On 23 May 2014, at 12:20, Luke Sandberg wrote:
While preparing a recent
change<
https://code.google.com/p/google-guice/source/detail?r=409e0f578b620c38f6c8626dee78783219d2956e>
to
how @Provides methods are invoked, I came across some confusing
behavior
when @Provides methods are overridden. The initial issue i saw was
for a
case like this:
class Super extends AbstractModule {
@Override void configure() {}
@Provides Number provideNumber() {
return 1;
}
}
class Sub extends Super {
@Provides Integer provideNumber() {
return 2;
}
}
Injector injector = Guice.createInjector(new Sub());
assertEquals(2, injector.getInstance(Number.class));
assertEquals(2, injector.getInstance(Integer.class));
This happens because Sub.provideNumber is a covariant override of
Super.provideNumber. So 2 provider methods are bound, but both call
Sub.provideNumber.
If instead you wrote:
class Sub extends Super {
@Provides Number provideNumber() {
return 2;
}
}
then Guice.createInjector will throw a CreationException for
duplicate
bindings for Key.get(Number.class).
There are a lot of different combinations for how you could override
an
@Provides method depending on whether or not you mark the override
with
@Provides and whether or not you change the key for the method.
This
gets
especially weird if you start adding scoping annotations into the
mix
(e.g.
if the override is marked @Singleton but the parent isn't).
Currently, the
Guice implementation of @Provides doesn't do anything special to try
to
detect these cases.
Proposal:
My proposal is to make it an Error to override an @Provides method
in
all
cases.
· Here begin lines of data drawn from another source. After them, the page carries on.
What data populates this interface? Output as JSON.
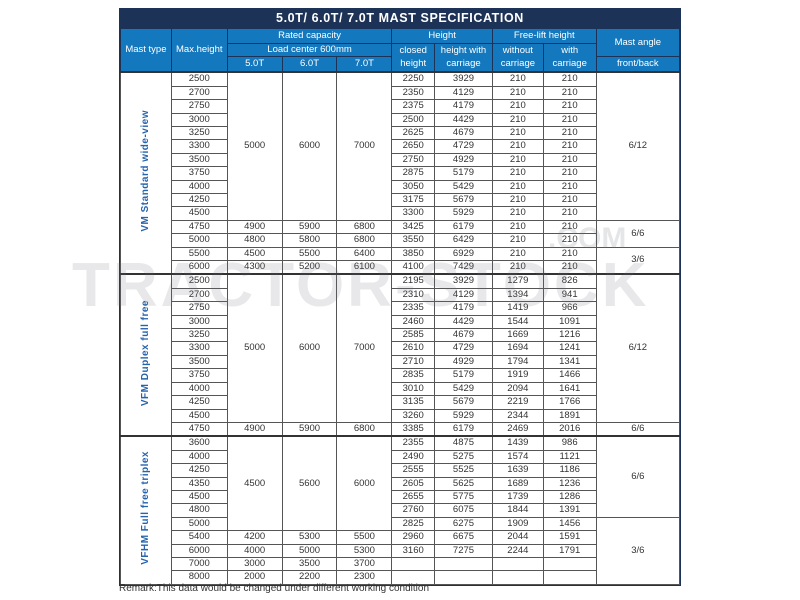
{
  "title": "5.0T/ 6.0T/ 7.0T MAST SPECIFICATION",
  "header": {
    "mast_type": "Mast type",
    "max_height": "Max.height",
    "rated_capacity": "Rated capacity",
    "load_center": "Load center 600mm",
    "capacity_cols": [
      "5.0T",
      "6.0T",
      "7.0T"
    ],
    "height_group": "Height",
    "closed_height": "closed height",
    "height_with_carriage": "height with carriage",
    "free_lift_group": "Free-lift height",
    "without_carriage": "without carriage",
    "with_carriage": "with carriage",
    "mast_angle": "Mast angle",
    "front_back": "front/back"
  },
  "colors": {
    "title_bar": "#1d3257",
    "header_blue": "#1478be",
    "section_label_blue": "#2563ae",
    "grid_line": "#555555"
  },
  "sections": [
    {
      "label": "VM Standard wide-view",
      "rows": [
        {
          "max": "2500",
          "cap": [
            "5000",
            "6000",
            "7000"
          ],
          "cap_span": 11,
          "h": [
            "2250",
            "3929",
            "210",
            "210"
          ],
          "angle": "6/12",
          "angle_span": 11
        },
        {
          "max": "2700",
          "h": [
            "2350",
            "4129",
            "210",
            "210"
          ]
        },
        {
          "max": "2750",
          "h": [
            "2375",
            "4179",
            "210",
            "210"
          ]
        },
        {
          "max": "3000",
          "h": [
            "2500",
            "4429",
            "210",
            "210"
          ]
        },
        {
          "max": "3250",
          "h": [
            "2625",
            "4679",
            "210",
            "210"
          ]
        },
        {
          "max": "3300",
          "h": [
            "2650",
            "4729",
            "210",
            "210"
          ]
        },
        {
          "max": "3500",
          "h": [
            "2750",
            "4929",
            "210",
            "210"
          ]
        },
        {
          "max": "3750",
          "h": [
            "2875",
            "5179",
            "210",
            "210"
          ]
        },
        {
          "max": "4000",
          "h": [
            "3050",
            "5429",
            "210",
            "210"
          ]
        },
        {
          "max": "4250",
          "h": [
            "3175",
            "5679",
            "210",
            "210"
          ]
        },
        {
          "max": "4500",
          "h": [
            "3300",
            "5929",
            "210",
            "210"
          ]
        },
        {
          "max": "4750",
          "cap": [
            "4900",
            "5900",
            "6800"
          ],
          "cap_span": 1,
          "h": [
            "3425",
            "6179",
            "210",
            "210"
          ],
          "angle": "6/6",
          "angle_span": 2
        },
        {
          "max": "5000",
          "cap": [
            "4800",
            "5800",
            "6800"
          ],
          "cap_span": 1,
          "h": [
            "3550",
            "6429",
            "210",
            "210"
          ]
        },
        {
          "max": "5500",
          "cap": [
            "4500",
            "5500",
            "6400"
          ],
          "cap_span": 1,
          "h": [
            "3850",
            "6929",
            "210",
            "210"
          ],
          "angle": "3/6",
          "angle_span": 2
        },
        {
          "max": "6000",
          "cap": [
            "4300",
            "5200",
            "6100"
          ],
          "cap_span": 1,
          "h": [
            "4100",
            "7429",
            "210",
            "210"
          ]
        }
      ]
    },
    {
      "label": "VFM Duplex full free",
      "rows": [
        {
          "max": "2500",
          "cap": [
            "5000",
            "6000",
            "7000"
          ],
          "cap_span": 11,
          "h": [
            "2195",
            "3929",
            "1279",
            "826"
          ],
          "angle": "6/12",
          "angle_span": 11
        },
        {
          "max": "2700",
          "h": [
            "2310",
            "4129",
            "1394",
            "941"
          ]
        },
        {
          "max": "2750",
          "h": [
            "2335",
            "4179",
            "1419",
            "966"
          ]
        },
        {
          "max": "3000",
          "h": [
            "2460",
            "4429",
            "1544",
            "1091"
          ]
        },
        {
          "max": "3250",
          "h": [
            "2585",
            "4679",
            "1669",
            "1216"
          ]
        },
        {
          "max": "3300",
          "h": [
            "2610",
            "4729",
            "1694",
            "1241"
          ]
        },
        {
          "max": "3500",
          "h": [
            "2710",
            "4929",
            "1794",
            "1341"
          ]
        },
        {
          "max": "3750",
          "h": [
            "2835",
            "5179",
            "1919",
            "1466"
          ]
        },
        {
          "max": "4000",
          "h": [
            "3010",
            "5429",
            "2094",
            "1641"
          ]
        },
        {
          "max": "4250",
          "h": [
            "3135",
            "5679",
            "2219",
            "1766"
          ]
        },
        {
          "max": "4500",
          "h": [
            "3260",
            "5929",
            "2344",
            "1891"
          ]
        },
        {
          "max": "4750",
          "cap": [
            "4900",
            "5900",
            "6800"
          ],
          "cap_span": 1,
          "h": [
            "3385",
            "6179",
            "2469",
            "2016"
          ],
          "angle": "6/6",
          "angle_span": 1
        }
      ]
    },
    {
      "label": "VFHM Full free triplex",
      "rows": [
        {
          "max": "3600",
          "cap": [
            "4500",
            "5600",
            "6000"
          ],
          "cap_span": 7,
          "h": [
            "2355",
            "4875",
            "1439",
            "986"
          ],
          "angle": "6/6",
          "angle_span": 6
        },
        {
          "max": "4000",
          "h": [
            "2490",
            "5275",
            "1574",
            "1121"
          ]
        },
        {
          "max": "4250",
          "h": [
            "2555",
            "5525",
            "1639",
            "1186"
          ]
        },
        {
          "max": "4350",
          "h": [
            "2605",
            "5625",
            "1689",
            "1236"
          ]
        },
        {
          "max": "4500",
          "h": [
            "2655",
            "5775",
            "1739",
            "1286"
          ]
        },
        {
          "max": "4800",
          "h": [
            "2760",
            "6075",
            "1844",
            "1391"
          ]
        },
        {
          "max": "5000",
          "h": [
            "2825",
            "6275",
            "1909",
            "1456"
          ],
          "angle": "3/6",
          "angle_span": 5
        },
        {
          "max": "5400",
          "cap": [
            "4200",
            "5300",
            "5500"
          ],
          "cap_span": 1,
          "h": [
            "2960",
            "6675",
            "2044",
            "1591"
          ]
        },
        {
          "max": "6000",
          "cap": [
            "4000",
            "5000",
            "5300"
          ],
          "cap_span": 1,
          "h": [
            "3160",
            "7275",
            "2244",
            "1791"
          ]
        },
        {
          "max": "7000",
          "cap": [
            "3000",
            "3500",
            "3700"
          ],
          "cap_span": 1,
          "h": [
            "",
            "",
            "",
            ""
          ]
        },
        {
          "max": "8000",
          "cap": [
            "2000",
            "2200",
            "2300"
          ],
          "cap_span": 1,
          "h": [
            "",
            "",
            "",
            ""
          ]
        }
      ]
    }
  ],
  "remark": "Remark:This data would be changed under different working condition",
  "watermark": {
    "line1": "TRACTOR-STOCK",
    "line2": ".COM"
  }
}
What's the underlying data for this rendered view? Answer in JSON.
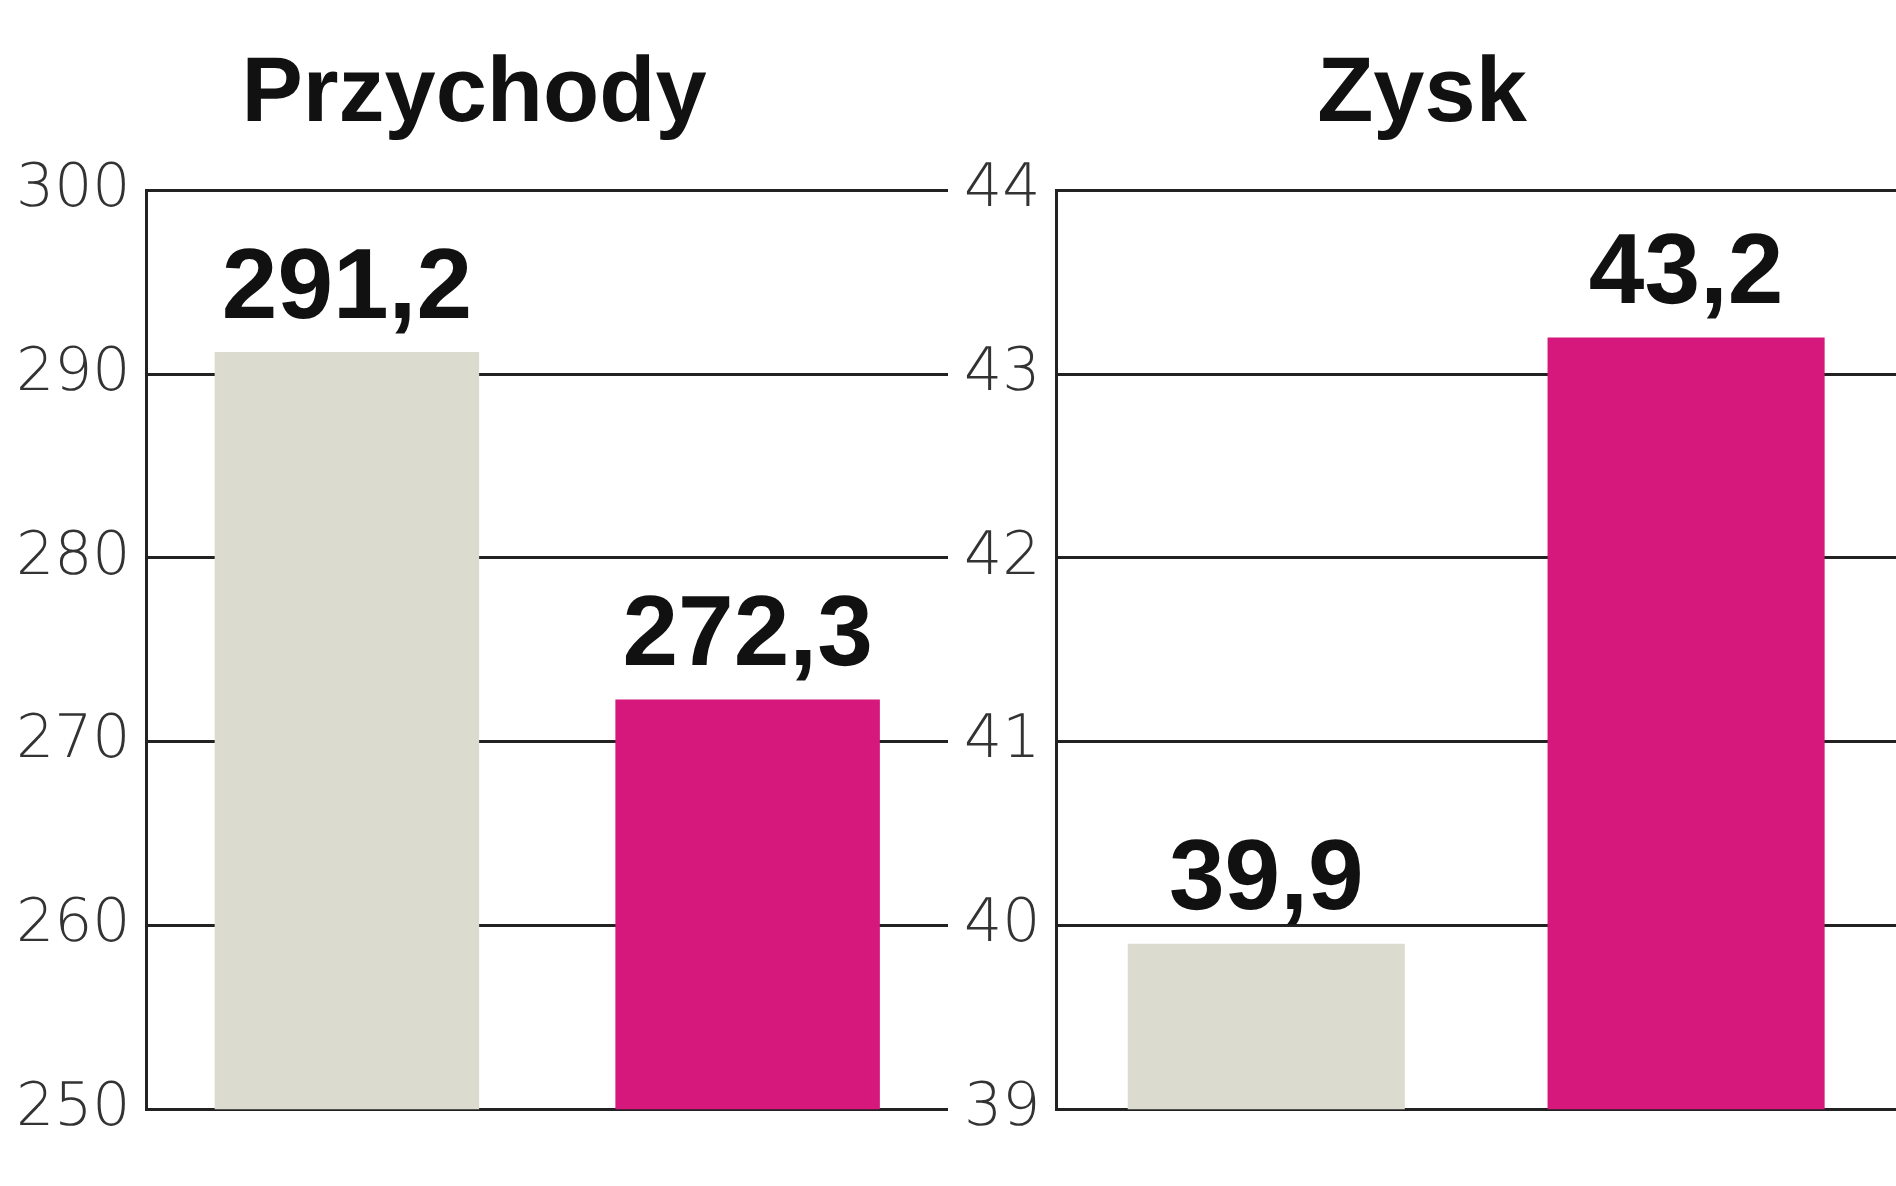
{
  "chart_data": [
    {
      "type": "bar",
      "title": "Przychody",
      "categories": [
        null,
        null
      ],
      "colors": [
        "#dcdbd0",
        "#d6177b"
      ],
      "values": [
        291.2,
        272.3
      ],
      "value_labels": [
        "291,2",
        "272,3"
      ],
      "ylim": [
        250,
        300
      ],
      "yticks": [
        250,
        260,
        270,
        280,
        290,
        300
      ],
      "grid": "y",
      "legend": false
    },
    {
      "type": "bar",
      "title": "Zysk",
      "categories": [
        null,
        null
      ],
      "colors": [
        "#dcdbd0",
        "#d6177b"
      ],
      "values": [
        39.9,
        43.2
      ],
      "value_labels": [
        "39,9",
        "43,2"
      ],
      "ylim": [
        39,
        44
      ],
      "yticks": [
        39,
        40,
        41,
        42,
        43,
        44
      ],
      "grid": "y",
      "legend": false
    }
  ]
}
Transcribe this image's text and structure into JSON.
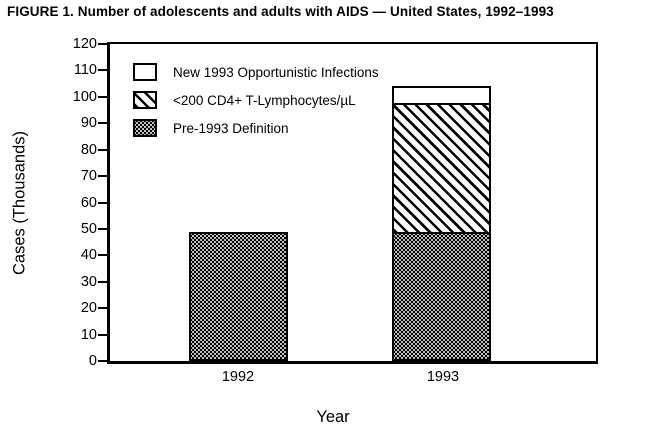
{
  "chart_data": {
    "type": "bar",
    "stacked": true,
    "title": "FIGURE 1. Number of adolescents and adults with AIDS — United States, 1992–1993",
    "xlabel": "Year",
    "ylabel": "Cases (Thousands)",
    "categories": [
      "1992",
      "1993"
    ],
    "series": [
      {
        "name": "Pre-1993 Definition",
        "pattern": "stipple",
        "values": [
          49,
          49
        ]
      },
      {
        "name": "<200 CD4+ T-Lymphocytes/µL",
        "pattern": "hatch",
        "values": [
          0,
          49
        ]
      },
      {
        "name": "New 1993 Opportunistic Infections",
        "pattern": "white",
        "values": [
          0,
          6
        ]
      }
    ],
    "totals": [
      49,
      104
    ],
    "ylim": [
      0,
      120
    ],
    "yticks": [
      0,
      10,
      20,
      30,
      40,
      50,
      60,
      70,
      80,
      90,
      100,
      110,
      120
    ],
    "grid": false,
    "legend": {
      "position": "top-left-inside",
      "items": [
        {
          "label": "New 1993 Opportunistic Infections",
          "pattern": "white"
        },
        {
          "label": "<200 CD4+ T-Lymphocytes/µL",
          "pattern": "hatch"
        },
        {
          "label": "Pre-1993 Definition",
          "pattern": "stipple"
        }
      ]
    }
  },
  "colors": {
    "ink": "#000000",
    "paper": "#ffffff"
  }
}
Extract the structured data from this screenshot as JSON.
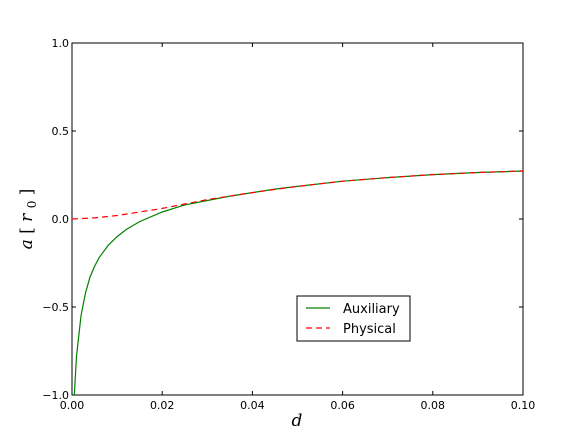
{
  "chart_data": {
    "type": "line",
    "title": "",
    "xlabel": "d",
    "ylabel_main": "a",
    "ylabel_unit": "r",
    "ylabel_sub": "0",
    "xlim": [
      0.0,
      0.1
    ],
    "ylim": [
      -1.0,
      1.0
    ],
    "x_ticks": [
      "0.00",
      "0.02",
      "0.04",
      "0.06",
      "0.08",
      "0.10"
    ],
    "x_tick_values": [
      0.0,
      0.02,
      0.04,
      0.06,
      0.08,
      0.1
    ],
    "y_ticks": [
      "−1.0",
      "−0.5",
      "0.0",
      "0.5",
      "1.0"
    ],
    "y_tick_values": [
      -1.0,
      -0.5,
      0.0,
      0.5,
      1.0
    ],
    "grid": false,
    "legend_position": "lower-right",
    "series": [
      {
        "name": "Auxiliary",
        "color": "#008000",
        "style": "solid",
        "x": [
          0.0005,
          0.001,
          0.002,
          0.003,
          0.004,
          0.005,
          0.006,
          0.008,
          0.01,
          0.012,
          0.015,
          0.02,
          0.025,
          0.03,
          0.035,
          0.04,
          0.045,
          0.05,
          0.06,
          0.07,
          0.08,
          0.09,
          0.1
        ],
        "y": [
          -1.0,
          -0.78,
          -0.55,
          -0.42,
          -0.33,
          -0.27,
          -0.22,
          -0.15,
          -0.1,
          -0.06,
          -0.015,
          0.04,
          0.08,
          0.105,
          0.13,
          0.15,
          0.17,
          0.185,
          0.215,
          0.235,
          0.252,
          0.264,
          0.273
        ]
      },
      {
        "name": "Physical",
        "color": "#ff0000",
        "style": "dashed",
        "x": [
          0.0,
          0.005,
          0.01,
          0.015,
          0.02,
          0.025,
          0.03,
          0.035,
          0.04,
          0.045,
          0.05,
          0.06,
          0.07,
          0.08,
          0.09,
          0.1
        ],
        "y": [
          0.0,
          0.006,
          0.02,
          0.04,
          0.06,
          0.085,
          0.11,
          0.13,
          0.15,
          0.168,
          0.185,
          0.215,
          0.235,
          0.252,
          0.264,
          0.273
        ]
      }
    ]
  }
}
Guice will essentially enforce that @Provides methods are
private/final (whether or not they are actually declared as such).
The goal of this proposal is to eliminate opportunities for
confusion
and
to make modules easier to understand.
FAQs
Q: What about users who overrides @Provides methods for testing
purposes?
Guice has other mechanisms to override bindings (e.g.
Modules.override), or
you can structure your test so that the parent @Provides method
isn't
installed, maybe by splitting it into a separate Module class that
you
don't install in the test. Or if you really want to use method
overriding
you can use a template method pattern and just override a different
method
and have the @Provides method call that one.
Q: What about migration of legacy code that uses this feature?
I'm not sure yet. Guice has a some precedent for using java system
properties for feature flags, so we may introduce a system property
('guice_allow_provides_overrides'?) to enable/disable this error.